2010 results
2010 results
Modeling and estimation framework (E. Vincent, S. Raczynski)
We proposed a general dynamic Bayesian network structure (paper) integrating the most essential features of music into 4 layers: temporal organization features, symbolic features, performance features and acoustic features. This work pinpointed the most challenging aspects of music modeling, including high dimensionality, large vocabulary, data-dependent vocabulary and long-term dependencies, and provided promising research directions to address them. The family of junction tree algorithms has been identified as key for versatile Bayesian inference in such models.
Software and evaluation infrastructure (S. Raczynski, E. Vincent, S. Sagayama, H. Tachibana, S. Fukayama)
The work on symbolic modeling led to a small set of software modules for music language modeling which will form the basis of the targeted software platform.
We analyzed the requirements regarding training and testing data and started creating a test corpus consisting of quantized MIDI and aligned MIDI scores and functional harmony annotations for 20 classical music audio files so far (RWC Classical Music Database). Development corpora on the order of several thousand MIDI scores or lead sheets have been collected for the training of symbolic language models.
Symbolic modeling (S. Raczynski, E. Vincent, S. Fukayama, S. Sagayama)
We proposed a joint model of chord sequences and polyphonic note sequences (paper) and evaluated it both in terms of prediction capabilities (aka "perplexity") and polyphonic pitch transcription performance. This study provided a proof of concept of VERSAMUS's goal, namely the probabilistic integration of multiple features, and was the first to our knowledge to address joint modeling of "horizontal" (sequential) and "vertical" (simultaneous) dependencies between notes by interpolation of the corresponding conditional probabilities.
Performance modeling (J. Wu, E. Vincent, K. Suzuki, N. Ono, S. Sagayama)

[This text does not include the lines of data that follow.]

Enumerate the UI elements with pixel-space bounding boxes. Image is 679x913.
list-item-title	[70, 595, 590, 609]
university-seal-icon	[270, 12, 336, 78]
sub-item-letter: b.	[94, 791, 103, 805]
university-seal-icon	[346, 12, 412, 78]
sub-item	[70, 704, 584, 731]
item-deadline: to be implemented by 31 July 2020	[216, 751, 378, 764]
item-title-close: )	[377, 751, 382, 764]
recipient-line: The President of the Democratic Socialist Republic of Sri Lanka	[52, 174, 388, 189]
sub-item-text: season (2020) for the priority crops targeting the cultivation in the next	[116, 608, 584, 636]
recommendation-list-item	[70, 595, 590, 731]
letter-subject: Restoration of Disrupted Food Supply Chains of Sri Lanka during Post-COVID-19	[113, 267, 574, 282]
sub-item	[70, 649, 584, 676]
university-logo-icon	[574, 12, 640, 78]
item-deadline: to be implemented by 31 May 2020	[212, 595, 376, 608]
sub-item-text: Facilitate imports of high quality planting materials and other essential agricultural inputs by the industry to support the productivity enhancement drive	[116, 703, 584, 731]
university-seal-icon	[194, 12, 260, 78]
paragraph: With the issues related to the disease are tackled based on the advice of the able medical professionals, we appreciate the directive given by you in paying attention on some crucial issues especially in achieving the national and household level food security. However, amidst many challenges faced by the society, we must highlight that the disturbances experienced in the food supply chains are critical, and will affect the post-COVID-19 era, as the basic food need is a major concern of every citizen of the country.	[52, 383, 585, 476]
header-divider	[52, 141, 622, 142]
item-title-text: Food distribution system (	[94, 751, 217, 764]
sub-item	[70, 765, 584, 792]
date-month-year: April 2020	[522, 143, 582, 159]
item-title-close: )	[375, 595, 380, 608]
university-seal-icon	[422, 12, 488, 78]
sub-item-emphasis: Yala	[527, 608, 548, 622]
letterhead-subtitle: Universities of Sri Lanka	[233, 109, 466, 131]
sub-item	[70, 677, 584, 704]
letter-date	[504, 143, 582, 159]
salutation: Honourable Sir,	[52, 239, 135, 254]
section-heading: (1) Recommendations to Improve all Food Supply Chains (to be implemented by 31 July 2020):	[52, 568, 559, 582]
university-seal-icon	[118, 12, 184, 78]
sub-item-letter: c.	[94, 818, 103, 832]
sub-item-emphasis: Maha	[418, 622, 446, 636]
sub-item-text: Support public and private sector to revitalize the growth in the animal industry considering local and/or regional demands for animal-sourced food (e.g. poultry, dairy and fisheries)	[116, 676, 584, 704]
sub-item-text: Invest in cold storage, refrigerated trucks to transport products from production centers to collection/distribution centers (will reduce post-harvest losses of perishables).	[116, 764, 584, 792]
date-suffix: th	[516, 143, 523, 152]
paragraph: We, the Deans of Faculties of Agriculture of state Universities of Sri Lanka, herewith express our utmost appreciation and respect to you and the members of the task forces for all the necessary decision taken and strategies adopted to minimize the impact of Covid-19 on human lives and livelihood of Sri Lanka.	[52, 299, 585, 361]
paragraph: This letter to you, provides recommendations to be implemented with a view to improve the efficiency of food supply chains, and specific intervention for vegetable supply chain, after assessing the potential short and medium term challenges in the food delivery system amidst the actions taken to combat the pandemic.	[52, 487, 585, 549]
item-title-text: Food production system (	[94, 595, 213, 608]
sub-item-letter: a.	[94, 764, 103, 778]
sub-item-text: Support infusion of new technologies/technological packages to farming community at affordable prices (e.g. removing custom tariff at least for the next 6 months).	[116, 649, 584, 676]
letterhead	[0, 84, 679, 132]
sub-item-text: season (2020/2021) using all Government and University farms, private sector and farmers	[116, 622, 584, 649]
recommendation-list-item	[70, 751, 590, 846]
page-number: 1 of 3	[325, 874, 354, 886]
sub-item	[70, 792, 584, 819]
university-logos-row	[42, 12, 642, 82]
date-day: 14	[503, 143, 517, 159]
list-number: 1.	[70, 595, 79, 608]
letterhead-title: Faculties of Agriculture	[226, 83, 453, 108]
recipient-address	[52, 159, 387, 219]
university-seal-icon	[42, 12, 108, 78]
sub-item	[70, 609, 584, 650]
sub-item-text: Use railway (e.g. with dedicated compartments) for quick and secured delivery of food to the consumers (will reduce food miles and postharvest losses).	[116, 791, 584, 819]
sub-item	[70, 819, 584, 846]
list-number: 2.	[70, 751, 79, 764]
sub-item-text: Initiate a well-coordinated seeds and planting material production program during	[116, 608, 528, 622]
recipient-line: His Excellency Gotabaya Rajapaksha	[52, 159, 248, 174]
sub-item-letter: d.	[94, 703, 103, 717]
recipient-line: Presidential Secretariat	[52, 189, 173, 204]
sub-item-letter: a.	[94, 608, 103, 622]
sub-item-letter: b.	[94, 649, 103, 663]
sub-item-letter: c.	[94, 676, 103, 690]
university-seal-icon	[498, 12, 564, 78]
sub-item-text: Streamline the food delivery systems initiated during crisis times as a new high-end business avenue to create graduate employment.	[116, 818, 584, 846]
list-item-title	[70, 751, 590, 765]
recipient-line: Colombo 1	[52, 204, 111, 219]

Instrumental timbre is one of features characterizing a performance. By designing a new model of the short-term power spectrum of musical audio representing both the attack part and the harmonic part of each note, we derived instrumental timbre features by PCA over the model parameters and evaluated them for the task of polyphonic instrument identification. The proposed features outperformed state-of-the-art polyphonic instrument identification algorithms based on the modeling of harmonic sounds only.

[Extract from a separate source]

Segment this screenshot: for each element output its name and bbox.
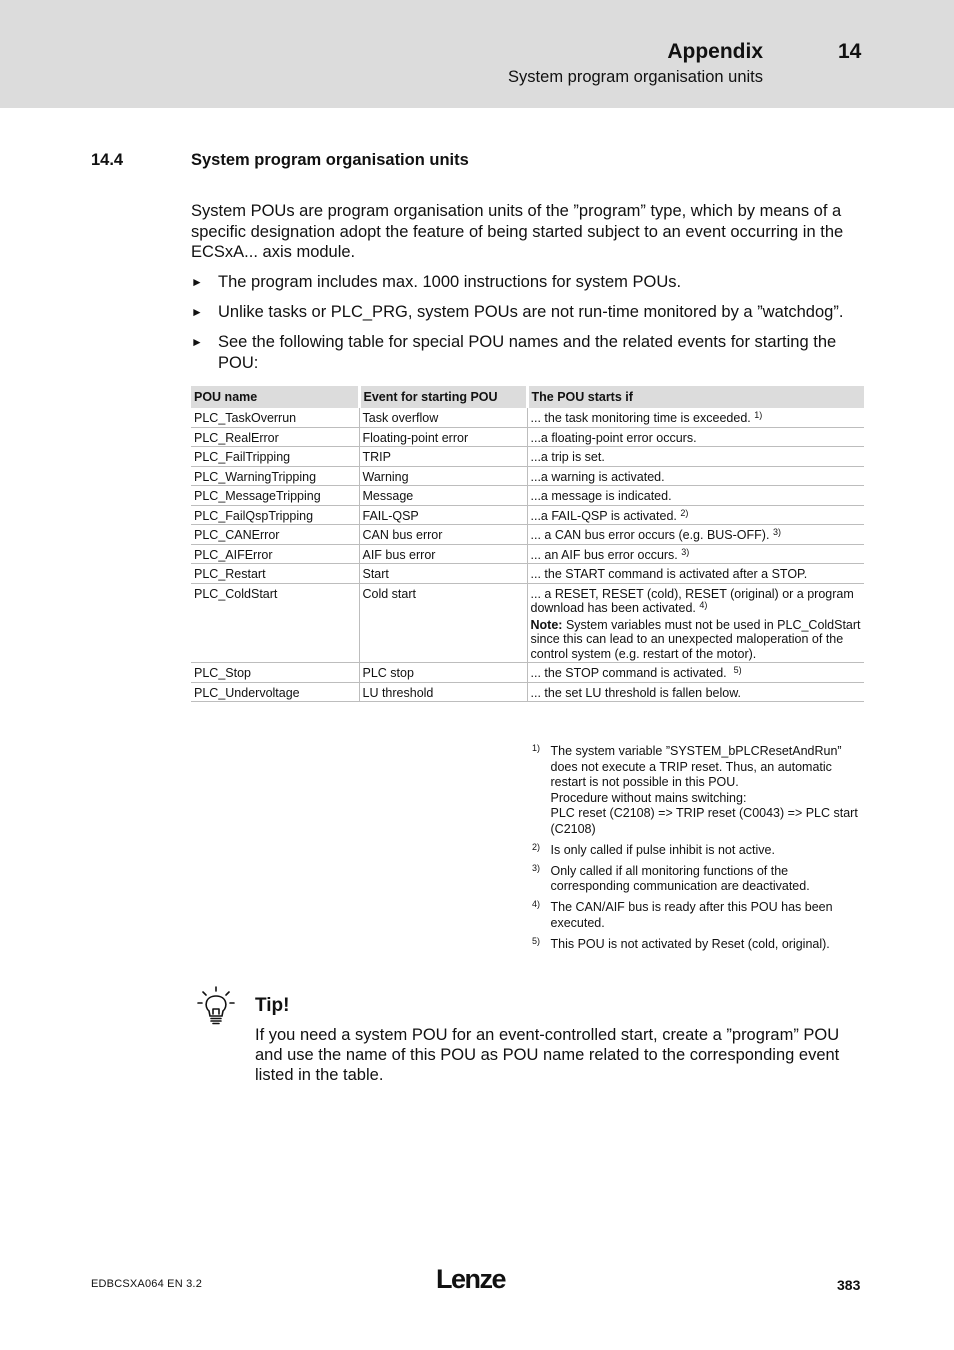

Acoustic modeling and segregation (N. Ito, N. Duong, H. Tachibana, E. Vincent, N. Ono)
We conducted a survey (tutorial) on the use of source separation in music information retrieval. We designed a new algorithm for harmonic vs. percussive source separation based on joint modeling of spectral and spatial continuity and showed that it resulted in a significant decrease of "separation artifacts".
In parallel, we conducted more general work on the localization and the separation of sources in the presence of diffuse noise (paper, paper, paper) by modeling the contribution of diffuse noise to the spatial covariance matrix.
Events and funding (E. Vincent, N. Ono)
We organized a two-day workshop in Rennes.
We obtained funding from the Franco-Japanese Doctoral College and from JSPS for the 1-year visit of Nobutaka Ito and from the Department of Information Science and Technology of the University of Tokyo for the 1-month visit of Kosuke Suzuki.
On his visit to Japan, E. Vincent visited researchers from NTT CS Labs (Atsugi branch) which could possibly take part in a future collaborative project.